特に強度近視の場合、大人になってから緑内障 網膜剥離 後部ぶどう腫 網膜分離症、黄斑円孔、近視性脈絡膜新生血管黄斑症、視神経乳頭萎縮 網膜萎縮などの疾患になるリスクが高くなるとされています。これらの疾患には失明につながるものもあります。近視の進行を予防することでこれらの疾患リスクを減らすことが大切です。
近視進行の予防方法
このように深刻な病気にもつながりかねない近視の進行を防ぐための方法がいくつかあります。
(以下の方法は、近視の進行の予防であって近視自体の治療ではない(一度なってしまった近視は元には戻らない)点にご留意ください。)
学童期に読書やテレビ・スマートフォン・タブレット等の利用時間が長いほど近視が進行しやすくなることがわかっています。また、屋外で日光の下で活動することで近視の進行が抑えられやすくなることも報告されています。

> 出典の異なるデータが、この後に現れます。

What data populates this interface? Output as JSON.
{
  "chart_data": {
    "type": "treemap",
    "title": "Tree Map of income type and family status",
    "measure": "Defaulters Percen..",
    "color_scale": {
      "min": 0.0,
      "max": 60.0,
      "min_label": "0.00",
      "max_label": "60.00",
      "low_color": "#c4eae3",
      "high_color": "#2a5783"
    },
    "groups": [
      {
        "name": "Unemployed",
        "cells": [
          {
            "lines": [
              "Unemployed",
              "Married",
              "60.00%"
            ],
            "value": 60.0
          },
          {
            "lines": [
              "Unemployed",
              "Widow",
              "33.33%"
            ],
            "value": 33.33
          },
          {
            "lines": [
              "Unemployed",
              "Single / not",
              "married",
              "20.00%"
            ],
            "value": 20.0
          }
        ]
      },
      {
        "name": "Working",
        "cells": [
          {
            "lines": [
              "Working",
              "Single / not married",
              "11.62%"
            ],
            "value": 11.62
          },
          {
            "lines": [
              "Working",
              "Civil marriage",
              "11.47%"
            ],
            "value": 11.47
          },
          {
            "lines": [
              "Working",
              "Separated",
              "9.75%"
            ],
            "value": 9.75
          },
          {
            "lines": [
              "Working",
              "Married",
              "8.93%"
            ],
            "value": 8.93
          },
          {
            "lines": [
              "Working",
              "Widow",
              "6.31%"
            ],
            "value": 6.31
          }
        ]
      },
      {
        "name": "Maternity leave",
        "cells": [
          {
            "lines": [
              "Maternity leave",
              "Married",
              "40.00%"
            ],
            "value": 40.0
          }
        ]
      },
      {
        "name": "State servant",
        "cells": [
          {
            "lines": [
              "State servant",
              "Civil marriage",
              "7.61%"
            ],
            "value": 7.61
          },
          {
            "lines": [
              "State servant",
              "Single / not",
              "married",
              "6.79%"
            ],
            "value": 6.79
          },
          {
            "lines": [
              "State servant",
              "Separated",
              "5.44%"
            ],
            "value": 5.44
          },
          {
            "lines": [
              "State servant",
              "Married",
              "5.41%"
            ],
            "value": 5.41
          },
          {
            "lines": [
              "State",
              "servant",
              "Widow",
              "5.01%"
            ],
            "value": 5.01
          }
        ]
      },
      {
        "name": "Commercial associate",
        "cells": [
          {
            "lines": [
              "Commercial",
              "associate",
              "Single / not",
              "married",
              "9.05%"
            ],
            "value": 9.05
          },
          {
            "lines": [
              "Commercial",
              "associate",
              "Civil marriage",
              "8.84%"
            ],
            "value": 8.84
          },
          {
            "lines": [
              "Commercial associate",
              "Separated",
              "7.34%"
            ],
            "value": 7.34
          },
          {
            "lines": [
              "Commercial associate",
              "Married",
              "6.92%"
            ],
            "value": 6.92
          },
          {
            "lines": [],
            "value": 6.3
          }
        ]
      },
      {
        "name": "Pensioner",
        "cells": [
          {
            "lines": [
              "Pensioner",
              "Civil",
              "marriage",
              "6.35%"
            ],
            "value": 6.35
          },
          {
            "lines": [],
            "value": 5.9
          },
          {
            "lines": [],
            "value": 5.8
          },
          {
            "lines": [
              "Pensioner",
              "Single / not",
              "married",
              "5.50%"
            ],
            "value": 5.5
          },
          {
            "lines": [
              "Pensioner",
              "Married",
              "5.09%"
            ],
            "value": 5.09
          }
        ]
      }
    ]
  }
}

しかし、現代の生活においてはなかなか上記予防方法の実践は難しいと思われます。
現在、近視の進行予防治療としてエビデンス(科学的に立証されたデータ)のある治療方法は下記となります。
・オルソケラトロジー
特殊なコンタクトレンズを寝ている間に装着する治療方法になります。自費治療のため治療費がかなり高額となること。年少者の場合、コンタクトレンズ装用が困難なことがあるのが欠点となります。
・低濃度アトロピン点眼液(マイオピン点眼液)
シンガポール国立眼科センター、シンガポール眼科研究所で実施された臨床試験により、低濃度アトロピン点眼液を2年間点眼することで、点眼しない場合と比較して50%程度近視の進行を抑制することが発表されました。(末尾参考文献①)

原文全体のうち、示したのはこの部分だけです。